Author: Christians Focus on the Wrong People at Easter
A Christian author and ministry leader says this Easter season the church should focus on the de-churched, not the un-churched.
Ed Galisewski, author of the book A Simpler Faith, said that during the season when most churches are gearing up for Easter services and encouraging its members to think about who to invite to church, "it is time Christians [should] rethink their target audience."
For him, that audience should be the de-churched – people who might have grown up in church or have had church experiences but now don't attend regularly, or at all.
And while Galisewski isn't ultimately saying the church should focus on just one category of "the lost," he does say that it should consider its motives. "If we do, we'll move much closer to the real meaning of Easter. It's not just an Evangelistic holiday," he said.
Galisewski believes the church should reach out to those most wounded "by the religious machinery we've made of Christianity." He asks, "Shouldn't we try to right some wrongs done in the name of God, and bring wounded believers back into a caring, healing fellowship?"

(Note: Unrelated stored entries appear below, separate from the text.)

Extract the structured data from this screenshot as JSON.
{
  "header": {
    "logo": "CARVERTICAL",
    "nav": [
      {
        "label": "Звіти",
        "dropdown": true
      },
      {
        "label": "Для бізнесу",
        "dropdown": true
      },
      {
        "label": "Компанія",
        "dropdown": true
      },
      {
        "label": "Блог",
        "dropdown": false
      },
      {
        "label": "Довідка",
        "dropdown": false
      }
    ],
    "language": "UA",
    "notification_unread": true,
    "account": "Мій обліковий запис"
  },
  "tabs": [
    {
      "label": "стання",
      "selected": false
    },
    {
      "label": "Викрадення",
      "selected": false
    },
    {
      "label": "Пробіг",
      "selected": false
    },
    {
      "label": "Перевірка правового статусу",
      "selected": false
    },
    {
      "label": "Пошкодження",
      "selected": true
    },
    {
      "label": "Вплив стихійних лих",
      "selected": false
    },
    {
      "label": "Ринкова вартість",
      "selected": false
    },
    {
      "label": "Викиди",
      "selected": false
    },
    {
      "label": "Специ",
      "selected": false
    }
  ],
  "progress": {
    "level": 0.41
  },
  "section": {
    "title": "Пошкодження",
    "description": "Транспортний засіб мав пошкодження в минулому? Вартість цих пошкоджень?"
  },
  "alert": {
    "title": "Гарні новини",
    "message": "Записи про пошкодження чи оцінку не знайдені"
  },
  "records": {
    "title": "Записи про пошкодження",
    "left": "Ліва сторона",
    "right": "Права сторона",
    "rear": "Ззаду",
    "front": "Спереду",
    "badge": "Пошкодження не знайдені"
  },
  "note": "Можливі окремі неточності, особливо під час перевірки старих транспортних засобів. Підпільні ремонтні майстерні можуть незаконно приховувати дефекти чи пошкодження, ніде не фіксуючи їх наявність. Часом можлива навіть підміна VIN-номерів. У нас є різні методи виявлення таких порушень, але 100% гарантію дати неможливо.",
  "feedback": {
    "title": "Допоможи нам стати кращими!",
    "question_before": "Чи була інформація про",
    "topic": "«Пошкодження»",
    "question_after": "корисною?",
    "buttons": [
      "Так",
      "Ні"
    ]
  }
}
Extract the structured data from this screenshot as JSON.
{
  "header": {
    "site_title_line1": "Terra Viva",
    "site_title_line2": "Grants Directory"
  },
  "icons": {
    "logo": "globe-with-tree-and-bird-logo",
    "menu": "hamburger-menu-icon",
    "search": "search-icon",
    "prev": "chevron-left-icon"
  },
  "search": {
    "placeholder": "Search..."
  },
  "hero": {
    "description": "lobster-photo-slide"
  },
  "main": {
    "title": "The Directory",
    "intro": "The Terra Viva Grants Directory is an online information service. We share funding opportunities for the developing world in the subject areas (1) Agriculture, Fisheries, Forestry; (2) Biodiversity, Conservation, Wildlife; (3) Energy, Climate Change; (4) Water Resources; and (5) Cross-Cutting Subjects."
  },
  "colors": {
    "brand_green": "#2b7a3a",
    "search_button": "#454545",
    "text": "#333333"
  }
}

Many people were introduced to a faith community as a child, and how that experience affected them determined whether they stayed in church, rejected it outright, or took a break from it indefinitely and became "de-churched."
Matt Chandler, pastor of the Village Church in Flower Mound, Texas, explains on a video that part of the de-churched problem comes from a false gospel of "moralistic deism" being preached in many of today's churches. The idea that the Christian life essentially says that if you obey God's rules he will bless you with what you want.
He says that this is another form of "prosperity gospel" that has taken root in Christian culture, creating problems for people when God's blessings don't actually come. So when hardships arise, they often destroy people's faith in Christ because of their wrong understanding of the Gospel.
Skye Jethani, author of The Divine Commodity: Discovering a Faith Beyond Consumer Christianity, wrote on his blog that there is also another reason people walk away.
He writes, "These Christians have simply lost confidence in the institutional structures and programmatic trappings of the church. For them, the institutional church is not an aid in their faith and mission. Rather it's become a drain on time, resources, and energy."
Dr. Alex McFarland, director of Apologetics for North Greenville University, told The Christian Post that there are a lot of people in our culture who have been burned by the church, or assume that institutional, organized religion is a bad thing.
Because of that, he said, Christians need to reach out and ask them to take a second look. He said that for "the dechurched, Easter is a time to invite [them] back to the love and community of worshippers."
But he stressed that we shouldn't leave the unchurched out of the equation. For Christians, "the big leverage point is that Jesus rose from the grave. It's the most significant thing that differentiates Christianity from other beliefs. So it's important to share that with the unchuched," he said. "We've got an empty tomb, that's a game changer."